Marc Suss has led Renault's Global Access Program since May 2015. He oversees the company's line of low-cost cars that are sold in Europe as Dacias and elsewhere as Renaults, as well as the Kwid (sold in India and Brazil) and Kaptur (sold in Russia, India and Brazil). Previously, he was program director for electric vehicles at Nissan, and served as chief vehicle engineer for the development of the Sandero and Logan models, and held other management positions in engineering at Renault. Suss spoke with Automotive News Europe Correspondent Peter Sigal about the future of the program and how it will adapt to a changing automotive landscape.
What is the Global Access Program?
It is Renault Group’s line of affordable cars for worldwide sales. That means Dacia for Europe and North Africa, and we are also using the Global Access Program to grow the Renault Group outside of Europe in Brazil, India, Iran, Russia and South America. There are three families of cars: The Logan/Sandero, at the center; moving up in size with the Duster/Kaptur; and moving down a size, the Kwid.

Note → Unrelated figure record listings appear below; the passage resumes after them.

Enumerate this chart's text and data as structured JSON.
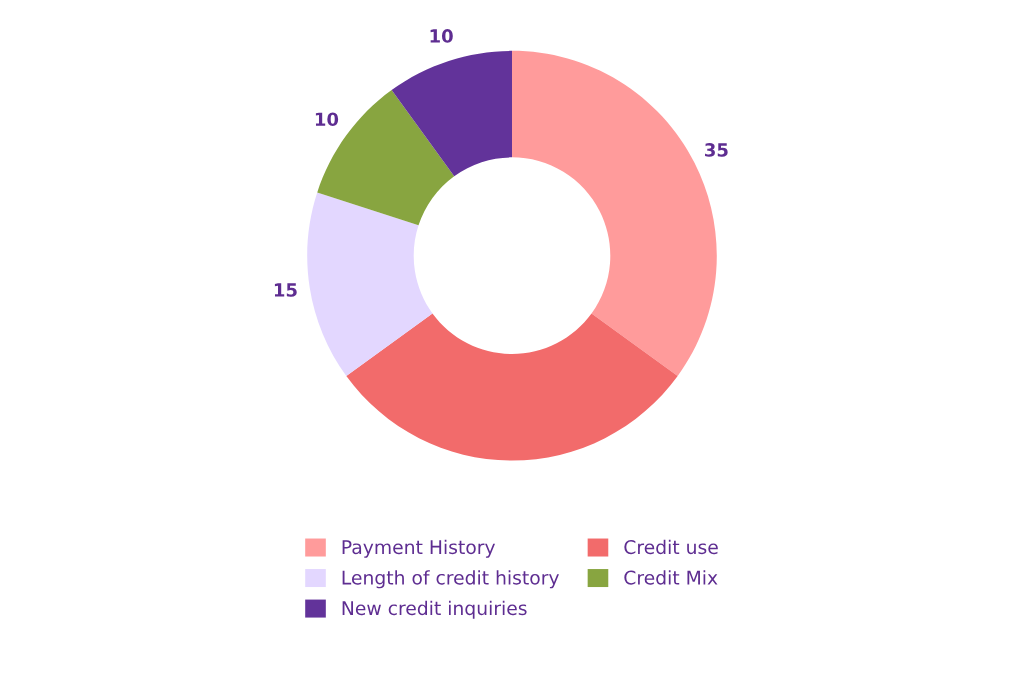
{
  "chart_data": {
    "type": "donut",
    "categories": [
      "Payment History",
      "Credit use",
      "Length of credit history",
      "Credit Mix",
      "New credit inquiries"
    ],
    "values": [
      35,
      30,
      15,
      10,
      10
    ],
    "value_labels": [
      "35",
      null,
      "15",
      "10",
      "10"
    ],
    "colors": [
      "#ff9b9b",
      "#f26b6b",
      "#e3d7ff",
      "#88a540",
      "#62339a"
    ],
    "legend": "bottom"
  }
}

What is Renault’s formula for making low-cost cars profitable?
The first point is to have very strong design-to-cost. Normally when you produce a car, product planning says what it needs, styling says what it wants, then you send this to engineering; engineering gives a quote to the supplier, and the supplier comes back with a price. Then you take it or you leave it. We don’t work like this. We get everybody in a room and say, we would like a component and we have 50 euros to make it. What should we do to get it? It’s another way of thinking. Costs are contained, making us customer-value centric. The second point is having global scale. We produce the current Duster in Romania, Russia, Colombia, Brazil and India. If you go to a supplier and say you want 100,000 parts a year, you get one price, but if you come and say you want 500,000 parts a year, it’s not the same price.
How did you create the Renault Kaptur, with a K, for sale outside of Europe?
We used the design of the European Captur — a true B-segment [subcompact] car — but we put it on the Duster platform to make it bigger, a C-segment [compact] car. The B-segment Captur (with a C) is successful in Europe, but it’s too small for India, Russia and South America.
What new vehicles will we see in the Global Access program?
We will have a larger SUV model in the Duster/Kaptur family, and in India we will launch more cars in the Kwid family.